Under the Act, political parties are required to disclose to the Electoral Commission all donations (i.e. money, provision of assets, services or facilities, and sponsorship) received above the prescribed threshold of R100,000 within a financial year. The Commission will then publish these disclosed donations on a quarterly basis.
Political parties are prohibited to accept more than fifteen million rand in donations from a person or entity in a financial year.
Political parties are also prohibited from accepting donations from foreign governments or foreign government agencies, organs of state, state-owned enterprises, foreign persons or entities, or donations derived from the proceeds of crime.

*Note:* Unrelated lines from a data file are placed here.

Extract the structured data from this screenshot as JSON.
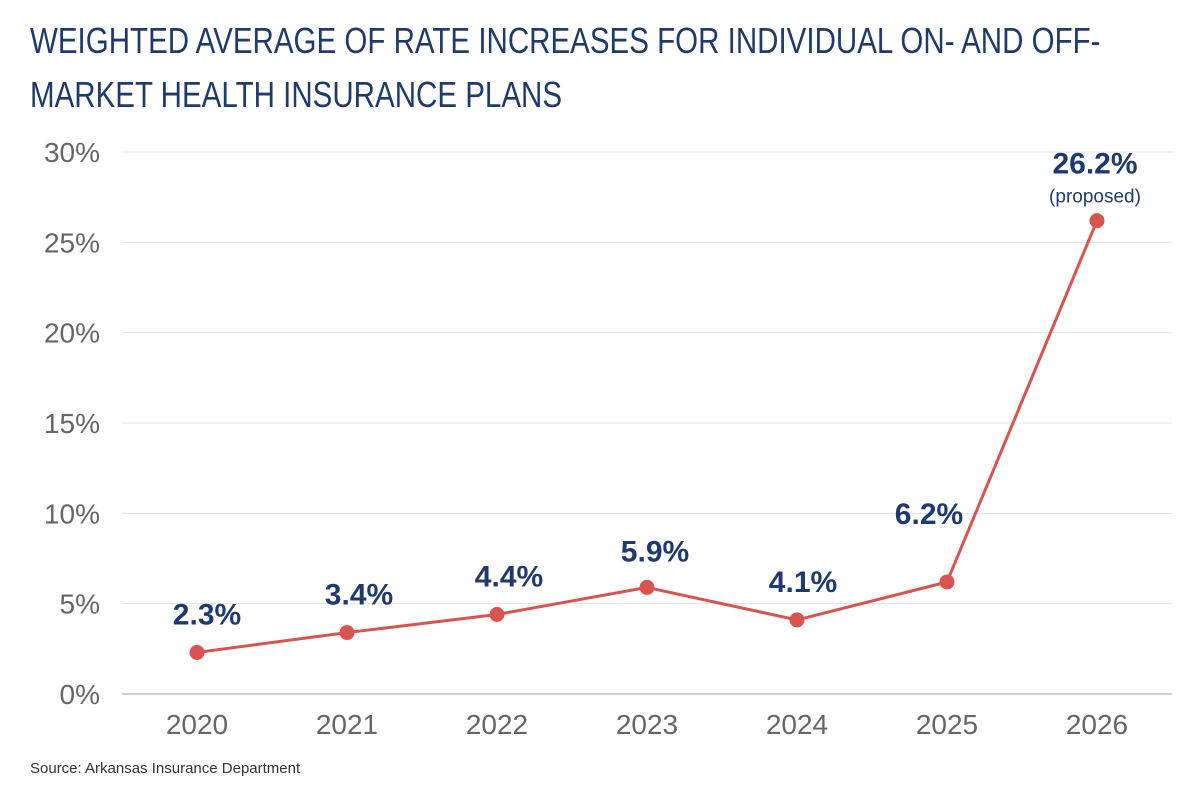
{
  "colors": {
    "title": "#1f3a6e",
    "line": "#d9534f",
    "data_label": "#1f3a6e",
    "tick_label": "#666666",
    "grid": "#e3e3e3",
    "axis": "#bdbdbd"
  },
  "chart_data": {
    "type": "line",
    "title": "WEIGHTED AVERAGE OF RATE INCREASES FOR INDIVIDUAL ON- AND OFF-MARKET HEALTH INSURANCE PLANS",
    "categories": [
      "2020",
      "2021",
      "2022",
      "2023",
      "2024",
      "2025",
      "2026"
    ],
    "series": [
      {
        "values": [
          2.3,
          3.4,
          4.4,
          5.9,
          4.1,
          6.2,
          26.2
        ],
        "data_labels": [
          "2.3%",
          "3.4%",
          "4.4%",
          "5.9%",
          "4.1%",
          "6.2%",
          "26.2%"
        ]
      }
    ],
    "annotations": [
      {
        "category": "2026",
        "text": "(proposed)"
      }
    ],
    "ylim": [
      0,
      30
    ],
    "yticks": [
      0,
      5,
      10,
      15,
      20,
      25,
      30
    ],
    "ytick_labels": [
      "0%",
      "5%",
      "10%",
      "15%",
      "20%",
      "25%",
      "30%"
    ],
    "grid": true,
    "legend": "none",
    "source": "Source: Arkansas Insurance Department"
  }
}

Donations from foreign entities are permitted under the Act, but only for the purpose of training or skill development of a member of a political party, or for policy development by a political party. However, total donations are limited to five million rand within a financial year.
Political parties are required to prepare statements detailing all funds and donations received by the represented political party and to submit these statements to an auditor for audit purposes.
Following receipt of the auditor's opinion and audited financial statements, the Commission must prepare a report relating to the funds for each financial year and submit the report, as well as the Commission's books and records relating to the funds, for auditing.
The auditor's report, as well as the Commission's annual report, must be delivered to the parliament by the Commission.
It’s worth noting that the Political Party Funding Act came into effect at a critical time for South Africa, as it prepares for local elections later this year.